Markus Hollas

Optimization of a Microarray Sandwich-ELISA against hINF-γ on a Modified Nitrocellulose Membrane

The highly specific and highly sensitive ELISA (enzyme linked immunosorbent assay) technique is the most commonly used method for immunological diagnostics in general. In combination with protein microarrays and their ability to allow performing thousands of experiments in parallel, a promising tool for global analytical approaches with reduced consumption of time, analytes, and reagents is given. In this study a protein microarray‐based sandwich‐ELISA for human interferon‐γ (hINF‐γ) is established. In consideration of the immense importance of the surface chemistry, a new black nitrocellulose matrix that generates very high signal‐to‐noise ratios (SNR) and a very low autofluorescence was tested and optimized as microarray substrate. A validation of the applicability of the system was performed with a comparison to different commercially available systems. Experimental results show that the microarray‐based ELISA is faster and easier to perform and shows a lower limit of detection (LOD) than a comparable system in a 96‐well plate. The spotted slides with the capture antibody can be stored up to 1 month with no significant loss of signal intensity. A second model system with immobilized His‐tagged restriction enzyme EcoRV and an anti‐His antibody shows in coincidence the good applicability of the black nitrocellulose membrane and no cross‐reactivity toward the ELISA.

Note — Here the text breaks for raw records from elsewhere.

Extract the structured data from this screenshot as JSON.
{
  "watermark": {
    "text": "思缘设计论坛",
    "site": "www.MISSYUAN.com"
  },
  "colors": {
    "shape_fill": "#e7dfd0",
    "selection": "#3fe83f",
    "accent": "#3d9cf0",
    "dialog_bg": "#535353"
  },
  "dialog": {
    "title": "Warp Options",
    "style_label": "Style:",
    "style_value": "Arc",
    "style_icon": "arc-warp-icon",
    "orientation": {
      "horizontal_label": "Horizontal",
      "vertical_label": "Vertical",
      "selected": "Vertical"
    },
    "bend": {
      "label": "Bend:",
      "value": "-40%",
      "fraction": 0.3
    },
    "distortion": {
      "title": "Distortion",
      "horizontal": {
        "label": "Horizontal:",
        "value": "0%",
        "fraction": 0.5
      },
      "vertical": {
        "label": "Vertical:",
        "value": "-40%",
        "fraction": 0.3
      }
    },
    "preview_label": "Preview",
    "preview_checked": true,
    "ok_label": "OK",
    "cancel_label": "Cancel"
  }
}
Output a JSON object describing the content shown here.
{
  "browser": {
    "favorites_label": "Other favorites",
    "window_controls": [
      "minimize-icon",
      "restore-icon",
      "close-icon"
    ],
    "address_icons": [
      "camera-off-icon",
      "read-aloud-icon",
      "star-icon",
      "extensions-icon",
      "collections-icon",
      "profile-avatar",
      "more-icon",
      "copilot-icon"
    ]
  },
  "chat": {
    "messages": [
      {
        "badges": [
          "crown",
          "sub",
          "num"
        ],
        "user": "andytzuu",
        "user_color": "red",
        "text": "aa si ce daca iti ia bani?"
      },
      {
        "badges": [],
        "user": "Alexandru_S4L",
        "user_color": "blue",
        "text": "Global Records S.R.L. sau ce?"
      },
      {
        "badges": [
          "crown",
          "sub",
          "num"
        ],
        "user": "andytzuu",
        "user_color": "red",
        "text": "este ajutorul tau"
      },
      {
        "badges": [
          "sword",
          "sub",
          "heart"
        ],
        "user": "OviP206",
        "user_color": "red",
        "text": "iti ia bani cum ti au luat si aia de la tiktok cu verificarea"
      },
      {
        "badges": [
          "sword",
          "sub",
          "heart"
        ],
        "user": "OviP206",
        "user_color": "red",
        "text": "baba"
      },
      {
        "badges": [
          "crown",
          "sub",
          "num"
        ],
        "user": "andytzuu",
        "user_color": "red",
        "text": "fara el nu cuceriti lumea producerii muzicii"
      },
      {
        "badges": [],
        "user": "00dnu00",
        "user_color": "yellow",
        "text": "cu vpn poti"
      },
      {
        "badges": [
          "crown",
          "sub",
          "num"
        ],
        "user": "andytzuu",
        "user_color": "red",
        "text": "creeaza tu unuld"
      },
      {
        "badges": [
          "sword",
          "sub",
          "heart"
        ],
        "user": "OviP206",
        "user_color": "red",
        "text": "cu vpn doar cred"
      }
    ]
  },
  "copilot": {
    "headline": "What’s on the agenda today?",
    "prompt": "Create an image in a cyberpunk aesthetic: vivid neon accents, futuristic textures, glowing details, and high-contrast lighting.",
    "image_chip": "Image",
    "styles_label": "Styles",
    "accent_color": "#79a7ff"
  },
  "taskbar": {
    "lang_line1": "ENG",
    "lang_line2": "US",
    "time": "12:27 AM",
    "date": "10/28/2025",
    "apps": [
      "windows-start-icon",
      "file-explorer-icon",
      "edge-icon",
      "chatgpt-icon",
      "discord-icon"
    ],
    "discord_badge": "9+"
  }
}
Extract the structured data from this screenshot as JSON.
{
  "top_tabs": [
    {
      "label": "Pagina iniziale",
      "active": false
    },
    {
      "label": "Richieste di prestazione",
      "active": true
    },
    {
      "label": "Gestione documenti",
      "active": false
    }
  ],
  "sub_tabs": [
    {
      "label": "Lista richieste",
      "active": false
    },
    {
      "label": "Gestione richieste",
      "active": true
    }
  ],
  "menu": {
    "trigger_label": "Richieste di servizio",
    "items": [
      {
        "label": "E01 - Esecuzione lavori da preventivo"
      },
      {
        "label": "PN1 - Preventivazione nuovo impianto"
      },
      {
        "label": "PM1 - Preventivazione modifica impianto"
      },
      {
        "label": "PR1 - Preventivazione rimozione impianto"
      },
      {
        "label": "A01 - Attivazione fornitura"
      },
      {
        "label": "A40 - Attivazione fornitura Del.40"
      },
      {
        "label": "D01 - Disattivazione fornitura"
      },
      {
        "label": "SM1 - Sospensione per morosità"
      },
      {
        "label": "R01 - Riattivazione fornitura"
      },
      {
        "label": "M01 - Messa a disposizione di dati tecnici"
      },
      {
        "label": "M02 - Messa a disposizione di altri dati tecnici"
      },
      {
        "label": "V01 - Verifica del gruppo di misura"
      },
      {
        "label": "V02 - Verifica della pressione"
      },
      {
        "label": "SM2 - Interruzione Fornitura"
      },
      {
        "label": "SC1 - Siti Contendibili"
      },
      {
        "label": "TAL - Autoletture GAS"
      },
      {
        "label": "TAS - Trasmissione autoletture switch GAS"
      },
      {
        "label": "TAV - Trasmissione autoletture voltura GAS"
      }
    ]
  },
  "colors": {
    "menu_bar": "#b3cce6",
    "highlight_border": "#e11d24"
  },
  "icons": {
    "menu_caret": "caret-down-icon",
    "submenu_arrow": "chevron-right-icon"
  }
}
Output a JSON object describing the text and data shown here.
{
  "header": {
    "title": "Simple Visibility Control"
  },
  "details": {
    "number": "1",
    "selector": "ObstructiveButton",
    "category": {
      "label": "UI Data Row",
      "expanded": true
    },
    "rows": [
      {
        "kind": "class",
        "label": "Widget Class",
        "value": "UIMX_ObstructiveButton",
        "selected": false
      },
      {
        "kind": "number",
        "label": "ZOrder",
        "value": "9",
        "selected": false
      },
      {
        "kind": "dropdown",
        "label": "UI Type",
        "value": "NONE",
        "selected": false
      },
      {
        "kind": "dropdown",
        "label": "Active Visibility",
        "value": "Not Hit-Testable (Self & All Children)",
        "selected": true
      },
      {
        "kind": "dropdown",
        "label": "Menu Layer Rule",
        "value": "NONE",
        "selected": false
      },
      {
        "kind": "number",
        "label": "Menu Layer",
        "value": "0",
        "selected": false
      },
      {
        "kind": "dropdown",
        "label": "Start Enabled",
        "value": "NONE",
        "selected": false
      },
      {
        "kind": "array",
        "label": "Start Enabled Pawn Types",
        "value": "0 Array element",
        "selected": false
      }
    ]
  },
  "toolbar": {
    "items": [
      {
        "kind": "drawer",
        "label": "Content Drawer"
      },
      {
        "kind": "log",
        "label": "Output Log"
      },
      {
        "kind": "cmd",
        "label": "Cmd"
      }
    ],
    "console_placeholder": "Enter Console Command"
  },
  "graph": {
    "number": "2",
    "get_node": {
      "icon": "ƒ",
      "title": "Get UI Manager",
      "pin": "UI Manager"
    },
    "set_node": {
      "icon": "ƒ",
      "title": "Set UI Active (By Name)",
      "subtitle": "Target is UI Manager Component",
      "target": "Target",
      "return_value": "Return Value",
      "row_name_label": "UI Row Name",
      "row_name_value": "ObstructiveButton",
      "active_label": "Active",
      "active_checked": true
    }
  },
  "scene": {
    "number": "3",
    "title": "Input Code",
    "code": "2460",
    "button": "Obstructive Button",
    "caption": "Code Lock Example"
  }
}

Protein microarrays: Reduced autofluorescence and improved LOD

In protein microarray performance, the choice of an appropriate surface is a crucial factor. Three‐dimensional substrates like nitrocellulose are known to have higher binding capacities than planar surfaces. Furthermore, they can enable the immobilization of proteins in a functional manner. One disadvantage of todays nitrocellulose‐based microarrays is the high background fluorescence, which can interfere with the detection of low‐abundance proteins. We have developed an innovative black nitrocellulose membrane‐based protein microarray that exhibits low autofluorescence in combination with increased sensitivity and improved LOD (limit of detection). The applicability of the novel material was demonstrated with main focus on reversed‐phase microarray experiments. In comparison to various commercially available microarrays, a higher sensitivity in regard to the spotted protein was achieved. In contrast to other porous nitrocellulose‐based microarrays, the black nitrocellulose provides a significant lower autofluorescence and background intensity.